Marginalisés de fait dans une société qui gravite autour de la production de valeur marchande, nos aînés se sont vus encore un peu plus dépouillés de leur dignité avec les restrictions liées au Covid. Voici trois portraits pour redonner de l’épaisseur et de la nuance à une génération souvent décrite en des termes génériques. Ils nous livrent leur histoire, et leurs sentiments face à ce chamboulement qu’est la pandémie…

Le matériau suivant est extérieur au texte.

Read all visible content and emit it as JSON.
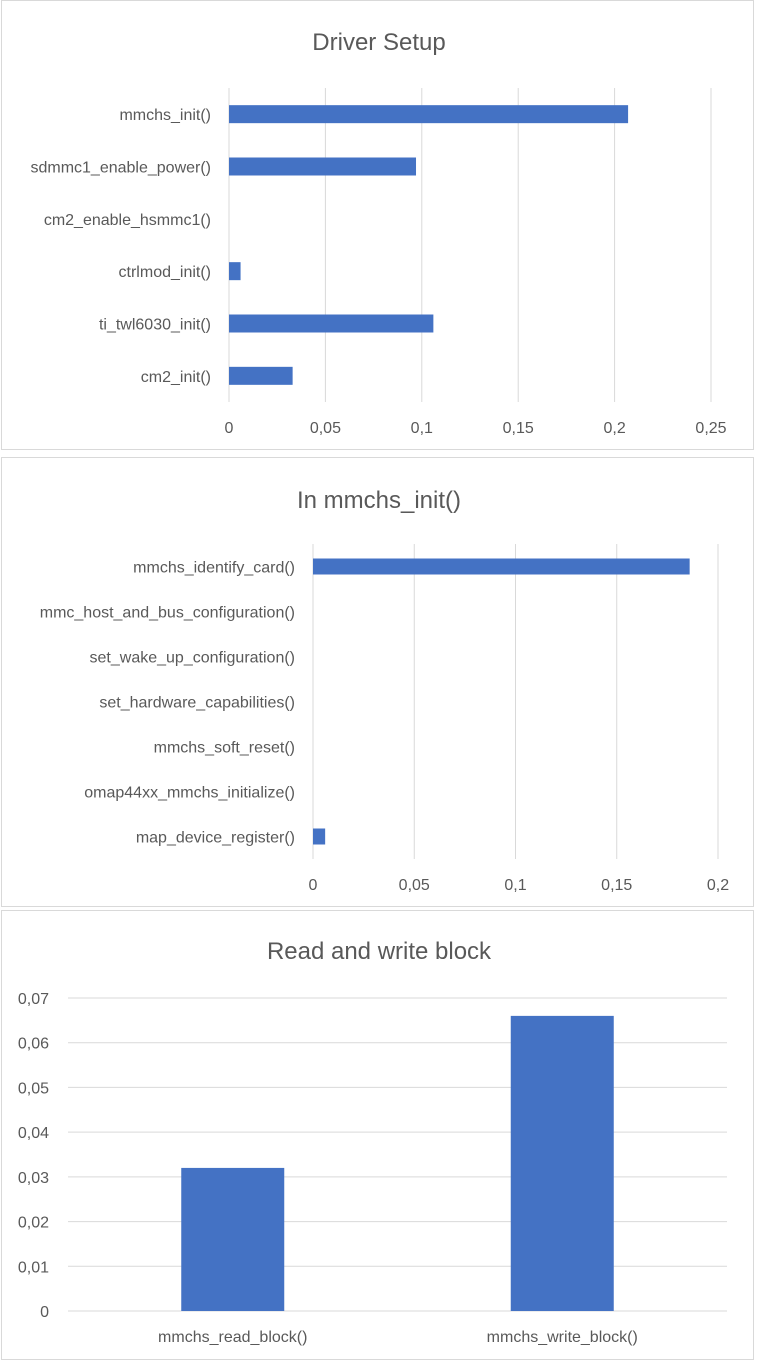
{
  "chart_data": [
    {
      "type": "bar",
      "orientation": "horizontal",
      "title": "Driver Setup",
      "categories": [
        "mmchs_init()",
        "sdmmc1_enable_power()",
        "cm2_enable_hsmmc1()",
        "ctrlmod_init()",
        "ti_twl6030_init()",
        "cm2_init()"
      ],
      "values": [
        0.207,
        0.097,
        0.0,
        0.006,
        0.106,
        0.033
      ],
      "xlim": [
        0,
        0.25
      ],
      "ticks": [
        0,
        0.05,
        0.1,
        0.15,
        0.2,
        0.25
      ],
      "tick_labels": [
        "0",
        "0,05",
        "0,1",
        "0,15",
        "0,2",
        "0,25"
      ],
      "grid": true,
      "bar_color": "#4472c4"
    },
    {
      "type": "bar",
      "orientation": "horizontal",
      "title": "In mmchs_init()",
      "categories": [
        "mmchs_identify_card()",
        "mmc_host_and_bus_configuration()",
        "set_wake_up_configuration()",
        "set_hardware_capabilities()",
        "mmchs_soft_reset()",
        "omap44xx_mmchs_initialize()",
        "map_device_register()"
      ],
      "values": [
        0.186,
        0.0,
        0.0,
        0.0,
        0.0,
        0.0,
        0.006
      ],
      "xlim": [
        0,
        0.2
      ],
      "ticks": [
        0,
        0.05,
        0.1,
        0.15,
        0.2
      ],
      "tick_labels": [
        "0",
        "0,05",
        "0,1",
        "0,15",
        "0,2"
      ],
      "grid": true,
      "bar_color": "#4472c4"
    },
    {
      "type": "bar",
      "orientation": "vertical",
      "title": "Read and write block",
      "categories": [
        "mmchs_read_block()",
        "mmchs_write_block()"
      ],
      "values": [
        0.032,
        0.066
      ],
      "ylim": [
        0,
        0.07
      ],
      "ticks": [
        0,
        0.01,
        0.02,
        0.03,
        0.04,
        0.05,
        0.06,
        0.07
      ],
      "tick_labels": [
        "0",
        "0,01",
        "0,02",
        "0,03",
        "0,04",
        "0,05",
        "0,06",
        "0,07"
      ],
      "grid": true,
      "bar_color": "#4472c4"
    }
  ]
}
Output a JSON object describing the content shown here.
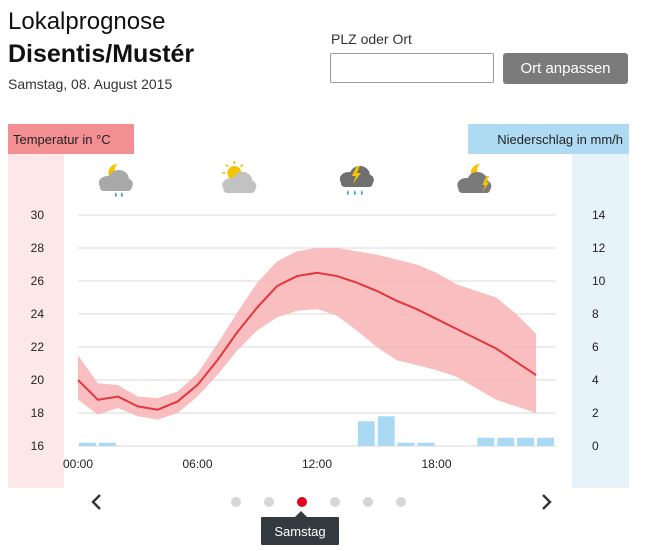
{
  "header": {
    "title_line1": "Lokalprognose",
    "title_line2": "Disentis/Mustér",
    "date": "Samstag, 08. August 2015"
  },
  "location_search": {
    "label": "PLZ oder Ort",
    "value": "",
    "placeholder": "",
    "button_label": "Ort anpassen"
  },
  "panels": {
    "temperature_header": "Temperatur in °C",
    "precipitation_header": "Niederschlag in mm/h"
  },
  "weather_icons": [
    {
      "time": "02:00",
      "icon": "partly-cloudy-night-rain-icon"
    },
    {
      "time": "08:00",
      "icon": "sun-cloud-icon"
    },
    {
      "time": "14:00",
      "icon": "thunderstorm-rain-icon"
    },
    {
      "time": "20:00",
      "icon": "thunderstorm-night-icon"
    }
  ],
  "navigation": {
    "prev": "‹",
    "next": "›",
    "days_count": 6,
    "active_index": 2,
    "active_day_label": "Samstag"
  },
  "colors": {
    "temperature_line": "#e2363d",
    "temperature_band": "#f7b3b5",
    "precip_bars": "#a9d9f3",
    "temp_header": "#f28f93",
    "precip_header": "#aedbf3",
    "active_dot": "#e2001a"
  },
  "chart_data": {
    "type": "line",
    "x_ticks": [
      "00:00",
      "06:00",
      "12:00",
      "18:00"
    ],
    "left_axis": {
      "label": "Temperatur in °C",
      "ticks": [
        16,
        18,
        20,
        22,
        24,
        26,
        28,
        30
      ],
      "ylim": [
        16,
        30
      ]
    },
    "right_axis": {
      "label": "Niederschlag in mm/h",
      "ticks": [
        0,
        2,
        4,
        6,
        8,
        10,
        12,
        14
      ],
      "ylim": [
        0,
        14
      ]
    },
    "grid": true,
    "x_hours": [
      0,
      1,
      2,
      3,
      4,
      5,
      6,
      7,
      8,
      9,
      10,
      11,
      12,
      13,
      14,
      15,
      16,
      17,
      18,
      19,
      20,
      21,
      22,
      23
    ],
    "temperature": [
      20.0,
      18.8,
      19.0,
      18.4,
      18.2,
      18.7,
      19.7,
      21.2,
      22.9,
      24.4,
      25.7,
      26.3,
      26.5,
      26.3,
      25.9,
      25.4,
      24.8,
      24.3,
      23.7,
      23.1,
      22.5,
      21.9,
      21.1,
      20.3
    ],
    "temperature_high": [
      21.5,
      19.8,
      19.7,
      19.0,
      18.9,
      19.3,
      20.4,
      22.2,
      24.1,
      25.9,
      27.2,
      27.8,
      28.0,
      28.0,
      27.8,
      27.6,
      27.3,
      27.0,
      26.5,
      25.8,
      25.4,
      25.0,
      24.0,
      22.8
    ],
    "temperature_low": [
      18.8,
      17.9,
      18.3,
      17.8,
      17.6,
      18.0,
      19.0,
      20.3,
      21.8,
      23.0,
      23.8,
      24.2,
      24.3,
      23.9,
      23.0,
      22.0,
      21.2,
      20.9,
      20.6,
      20.2,
      19.5,
      18.8,
      18.4,
      18.0
    ],
    "precipitation": [
      0.2,
      0.2,
      0,
      0,
      0,
      0,
      0,
      0,
      0,
      0,
      0,
      0,
      0,
      0,
      1.5,
      1.8,
      0.2,
      0.2,
      0,
      0,
      0.5,
      0.5,
      0.5,
      0.5
    ]
  }
}
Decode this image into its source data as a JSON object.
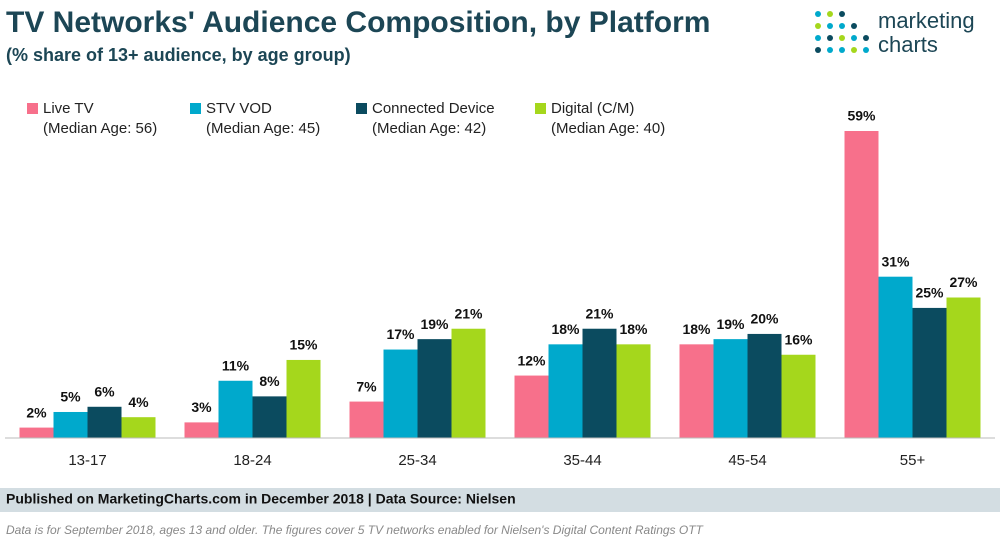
{
  "chart_data": {
    "type": "bar",
    "title": "TV Networks' Audience Composition, by Platform",
    "subtitle": "(% share of 13+ audience, by age group)",
    "logo": [
      "marketing",
      "charts"
    ],
    "categories": [
      "13-17",
      "18-24",
      "25-34",
      "35-44",
      "45-54",
      "55+"
    ],
    "series": [
      {
        "name": "Live TV",
        "median_age_label": "(Median Age: 56)",
        "color": "#f7708b",
        "values": [
          2,
          3,
          7,
          12,
          18,
          59
        ],
        "value_labels": [
          "2%",
          "3%",
          "7%",
          "12%",
          "18%",
          "59%"
        ]
      },
      {
        "name": "STV VOD",
        "median_age_label": "(Median Age: 45)",
        "color": "#00a9cc",
        "values": [
          5,
          11,
          17,
          18,
          19,
          31
        ],
        "value_labels": [
          "5%",
          "11%",
          "17%",
          "18%",
          "19%",
          "31%"
        ]
      },
      {
        "name": "Connected Device",
        "median_age_label": "(Median Age: 42)",
        "color": "#0b4b5f",
        "values": [
          6,
          8,
          19,
          21,
          20,
          25
        ],
        "value_labels": [
          "6%",
          "8%",
          "19%",
          "21%",
          "20%",
          "25%"
        ]
      },
      {
        "name": "Digital (C/M)",
        "median_age_label": "(Median Age: 40)",
        "color": "#a5d71c",
        "values": [
          4,
          15,
          21,
          18,
          16,
          27
        ],
        "value_labels": [
          "4%",
          "15%",
          "21%",
          "18%",
          "16%",
          "27%"
        ]
      }
    ],
    "source": "Published on MarketingCharts.com in December 2018 | Data Source: Nielsen",
    "note": "Data is for September 2018, ages 13 and older. The figures cover 5 TV networks enabled for Nielsen's Digital Content Ratings OTT"
  }
}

Que faire de nos vieux ? Longtemps limitée à la sphère intime, cette question s’est invitée dans le débat public avec la pandémie de Covid.  « On ne considère pas de la même façon les retraités qui font tourner les associations bénévolement ou qui gardent régulièrement leurs petits-enfants, et ceux qui ne peuvent plus avoir cette utilité sociale, remarque Cécile Rosenfelder, ingénieure de recherche en sciences sociales à l’EHESP. Ces derniers sont plutôt vus par l’accumulation de leurs incapacités. On peut questionner la place qu’on leur accorde… Car, en réalité, même les hébergements dédiés ont été pensés davantage pour simplifier le système médico-social que pour offrir des conditions de vie décentes et adaptées aux personnes âgées. »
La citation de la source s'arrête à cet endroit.